Ronald McDonald House
Let’s shine the spotlight on Mamie Murray, volunteer extraordinaire! Mamie is a familiar sight at Ronald McDonald House, as she regularly drops off Cinnabons for the families. She also volunteers at the Ronald McDonald House Family Room. Actually, she has been helping kids and families by volunteering at the House for over 20 years. Mamie was part of the original “group of trainees” when the House first got started back in 1987.
She was teaching first grade at Holy Family Catholic School and earning her Masters in Elementary Education at the University of Hawaii when she first became aware of the organization. “I heard about the Ronald McDonald House and its wonderful work in media articles, and learned of its reputation in other states,” says Mamie. “It motivated me to become part of what was obviously something special.”
She says she has “answered phones, filed papers, done mail outs, counted coins, done grocery shopping with the families, and driven the Ronald McDonald van to take patients to Kapiolani Women’s Hospital, and to pick up food at the Foodbank and Costco.”
In the House’s infancy, while working on an assignment to make cold calls and recruit businesses that were interested in lending their support, she recruited Cinnabons to be one of the House’s first business donors. To this day, she still picks up Cinnabons at the Kahala Mall store, and drops them off at the House. When families and staff see Cinnabons on the kitchen counter, they all know that Mamie was here. She is also affectionately known as the “Cinnabon Lady.”

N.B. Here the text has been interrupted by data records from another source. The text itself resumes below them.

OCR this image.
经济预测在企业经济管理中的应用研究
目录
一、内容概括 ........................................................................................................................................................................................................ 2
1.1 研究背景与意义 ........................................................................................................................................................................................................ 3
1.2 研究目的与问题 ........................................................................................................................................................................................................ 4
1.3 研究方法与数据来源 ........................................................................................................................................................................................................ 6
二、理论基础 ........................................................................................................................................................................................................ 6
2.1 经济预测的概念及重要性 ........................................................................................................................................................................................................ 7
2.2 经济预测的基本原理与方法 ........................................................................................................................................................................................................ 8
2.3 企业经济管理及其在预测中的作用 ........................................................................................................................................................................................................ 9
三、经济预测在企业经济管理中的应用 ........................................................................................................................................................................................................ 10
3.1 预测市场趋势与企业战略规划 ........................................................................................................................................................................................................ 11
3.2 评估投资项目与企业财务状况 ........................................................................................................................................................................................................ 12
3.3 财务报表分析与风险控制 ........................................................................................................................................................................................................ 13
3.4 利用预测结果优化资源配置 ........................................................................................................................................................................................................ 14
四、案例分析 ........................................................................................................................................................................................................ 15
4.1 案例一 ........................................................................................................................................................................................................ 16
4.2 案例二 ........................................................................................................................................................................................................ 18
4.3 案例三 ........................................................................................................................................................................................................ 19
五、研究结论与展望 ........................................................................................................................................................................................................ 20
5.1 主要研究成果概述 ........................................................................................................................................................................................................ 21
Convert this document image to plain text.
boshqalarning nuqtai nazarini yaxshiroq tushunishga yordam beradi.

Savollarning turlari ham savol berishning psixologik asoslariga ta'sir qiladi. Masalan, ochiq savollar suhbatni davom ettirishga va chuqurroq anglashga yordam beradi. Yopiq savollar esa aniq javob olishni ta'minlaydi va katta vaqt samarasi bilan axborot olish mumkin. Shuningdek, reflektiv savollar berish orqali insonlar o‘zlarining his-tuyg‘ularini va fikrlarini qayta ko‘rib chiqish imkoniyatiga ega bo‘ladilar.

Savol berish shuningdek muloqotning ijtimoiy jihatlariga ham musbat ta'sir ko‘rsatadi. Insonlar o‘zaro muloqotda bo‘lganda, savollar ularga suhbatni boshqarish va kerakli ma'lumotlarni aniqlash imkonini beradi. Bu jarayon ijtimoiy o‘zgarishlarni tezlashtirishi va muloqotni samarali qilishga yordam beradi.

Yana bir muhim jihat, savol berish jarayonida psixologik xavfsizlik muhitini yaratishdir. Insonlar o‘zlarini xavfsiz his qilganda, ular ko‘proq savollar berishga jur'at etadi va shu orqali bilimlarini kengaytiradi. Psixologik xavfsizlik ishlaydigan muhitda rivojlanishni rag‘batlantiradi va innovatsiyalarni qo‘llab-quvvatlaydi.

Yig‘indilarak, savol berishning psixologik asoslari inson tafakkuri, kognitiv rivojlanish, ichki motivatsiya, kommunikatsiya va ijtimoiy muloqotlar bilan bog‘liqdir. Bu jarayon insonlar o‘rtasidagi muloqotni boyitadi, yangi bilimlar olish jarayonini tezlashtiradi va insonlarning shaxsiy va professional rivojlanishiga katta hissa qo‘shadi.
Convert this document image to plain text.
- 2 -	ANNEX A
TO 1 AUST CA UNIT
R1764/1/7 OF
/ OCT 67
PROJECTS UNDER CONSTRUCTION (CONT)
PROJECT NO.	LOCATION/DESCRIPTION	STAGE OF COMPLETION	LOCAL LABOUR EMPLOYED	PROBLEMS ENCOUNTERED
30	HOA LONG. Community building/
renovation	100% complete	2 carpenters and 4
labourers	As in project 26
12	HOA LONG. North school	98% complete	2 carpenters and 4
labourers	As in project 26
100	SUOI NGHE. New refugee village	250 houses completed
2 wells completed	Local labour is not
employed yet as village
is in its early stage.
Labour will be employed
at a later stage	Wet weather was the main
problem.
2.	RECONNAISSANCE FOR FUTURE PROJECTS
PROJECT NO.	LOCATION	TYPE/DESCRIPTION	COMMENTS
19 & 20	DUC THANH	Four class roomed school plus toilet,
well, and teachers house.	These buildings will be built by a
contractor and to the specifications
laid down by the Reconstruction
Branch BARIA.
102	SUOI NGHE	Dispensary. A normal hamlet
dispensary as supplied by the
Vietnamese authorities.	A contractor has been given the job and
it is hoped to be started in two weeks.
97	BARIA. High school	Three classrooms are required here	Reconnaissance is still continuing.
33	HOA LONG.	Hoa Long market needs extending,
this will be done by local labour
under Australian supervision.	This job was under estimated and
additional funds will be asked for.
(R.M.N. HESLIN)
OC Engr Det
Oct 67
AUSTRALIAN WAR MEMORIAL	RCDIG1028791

Mamie says that she feels the Ronald McDonald House has been an important part of her everyday life—and a chance for her to make the world a better place. “I am committed to the Ronald McDonald House family for life,” she says. “I feel that I can continue to make a difference in the whole scheme of things, even with my modest contributions.”
After all these years, Mamie says she believes more than ever that the Ronald McDonald House is a place for children and families to feel safe, supported and comforted in the midst of very difficult times and says, “That’s why I’m still here!”